In a statement released at the weekend, the military pledged their support for Mr Jiang, who since 1993 has held all three top state, party and army positions. The leaders of the 3 million-strong People's Liberation Army "vowed to obey the leadership of the Communist Party Central Committee and the Central Military Commission (CMC) in a steadfast way and to ensure the army's unity," the official Xinhua news agency announced.
Mr Jiang must hope they mean what they say. In late 1992, Mr Deng moved swiftly against the "Yang family clique" in the PLA for allegedly plotting with other army leaders for the aftermath of his death. Yang Shangkun lost his job as president, and his half-brother Yang Baibing was removed from the CMC. Personnel changes swept through the armed forces, with professional soldiers and military technocrats promoted in favour of anyone with political ambitions.
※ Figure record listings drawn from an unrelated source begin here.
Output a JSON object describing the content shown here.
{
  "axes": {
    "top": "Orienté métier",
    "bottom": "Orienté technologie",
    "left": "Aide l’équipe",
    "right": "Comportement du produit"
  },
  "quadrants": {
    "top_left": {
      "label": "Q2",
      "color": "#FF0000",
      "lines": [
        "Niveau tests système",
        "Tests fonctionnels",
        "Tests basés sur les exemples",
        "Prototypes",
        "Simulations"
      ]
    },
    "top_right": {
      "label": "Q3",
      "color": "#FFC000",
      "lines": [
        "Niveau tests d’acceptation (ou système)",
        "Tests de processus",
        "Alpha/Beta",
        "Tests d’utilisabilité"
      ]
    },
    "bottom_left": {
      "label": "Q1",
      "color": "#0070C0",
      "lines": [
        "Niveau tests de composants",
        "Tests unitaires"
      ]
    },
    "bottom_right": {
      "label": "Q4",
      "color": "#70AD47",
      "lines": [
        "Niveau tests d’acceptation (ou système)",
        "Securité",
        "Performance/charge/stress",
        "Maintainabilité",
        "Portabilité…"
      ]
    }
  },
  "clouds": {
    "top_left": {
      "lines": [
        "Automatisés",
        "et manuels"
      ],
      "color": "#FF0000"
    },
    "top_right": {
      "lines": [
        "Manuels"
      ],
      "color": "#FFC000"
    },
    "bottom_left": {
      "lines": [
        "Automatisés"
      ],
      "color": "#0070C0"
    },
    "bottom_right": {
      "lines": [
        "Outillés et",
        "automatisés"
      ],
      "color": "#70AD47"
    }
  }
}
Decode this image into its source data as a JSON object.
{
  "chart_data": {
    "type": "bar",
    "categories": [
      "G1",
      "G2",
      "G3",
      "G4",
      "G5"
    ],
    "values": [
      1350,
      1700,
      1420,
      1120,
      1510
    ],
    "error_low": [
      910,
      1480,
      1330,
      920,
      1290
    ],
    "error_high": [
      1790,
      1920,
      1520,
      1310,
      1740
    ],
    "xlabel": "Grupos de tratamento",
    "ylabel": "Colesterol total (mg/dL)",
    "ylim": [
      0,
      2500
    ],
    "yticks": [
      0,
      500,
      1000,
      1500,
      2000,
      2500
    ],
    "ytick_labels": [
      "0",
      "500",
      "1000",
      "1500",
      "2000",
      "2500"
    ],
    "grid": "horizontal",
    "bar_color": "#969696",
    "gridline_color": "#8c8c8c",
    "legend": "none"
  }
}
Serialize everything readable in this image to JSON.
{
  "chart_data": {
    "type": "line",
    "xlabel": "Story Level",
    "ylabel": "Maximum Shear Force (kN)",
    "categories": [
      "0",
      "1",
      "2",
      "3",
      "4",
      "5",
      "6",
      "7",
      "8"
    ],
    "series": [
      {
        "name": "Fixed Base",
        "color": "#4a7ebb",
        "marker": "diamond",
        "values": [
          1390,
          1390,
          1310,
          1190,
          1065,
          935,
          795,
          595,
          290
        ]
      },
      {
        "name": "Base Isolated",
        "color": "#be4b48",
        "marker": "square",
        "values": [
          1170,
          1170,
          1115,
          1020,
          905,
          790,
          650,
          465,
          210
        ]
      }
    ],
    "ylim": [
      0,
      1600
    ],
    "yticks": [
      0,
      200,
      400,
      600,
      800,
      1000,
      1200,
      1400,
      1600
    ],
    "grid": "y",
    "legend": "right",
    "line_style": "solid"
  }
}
But Mr Yang, 89, a former Red Army revolutionary, is still fit, and popular with the top brass, and may emerge as one of the back- room power-brokers in any jockeying for position.
In Chinese political life, the identities of the party and the military still overlap at all levels. To keep defence chiefs contented, the younger generation of Chinese leaders has presided over a doubling in real terms of the official defence budget during the past seven years, despite no obvious external threats. The most visible demonstration of generals' impact on policy was seen last year, when China held big missile and military manoeuvres in the Taiwan Strait in the run-up to the island's presidential elections. Mr Jiang was forced to give in to the hawks after the military top brass had accused him of being too soft-handed.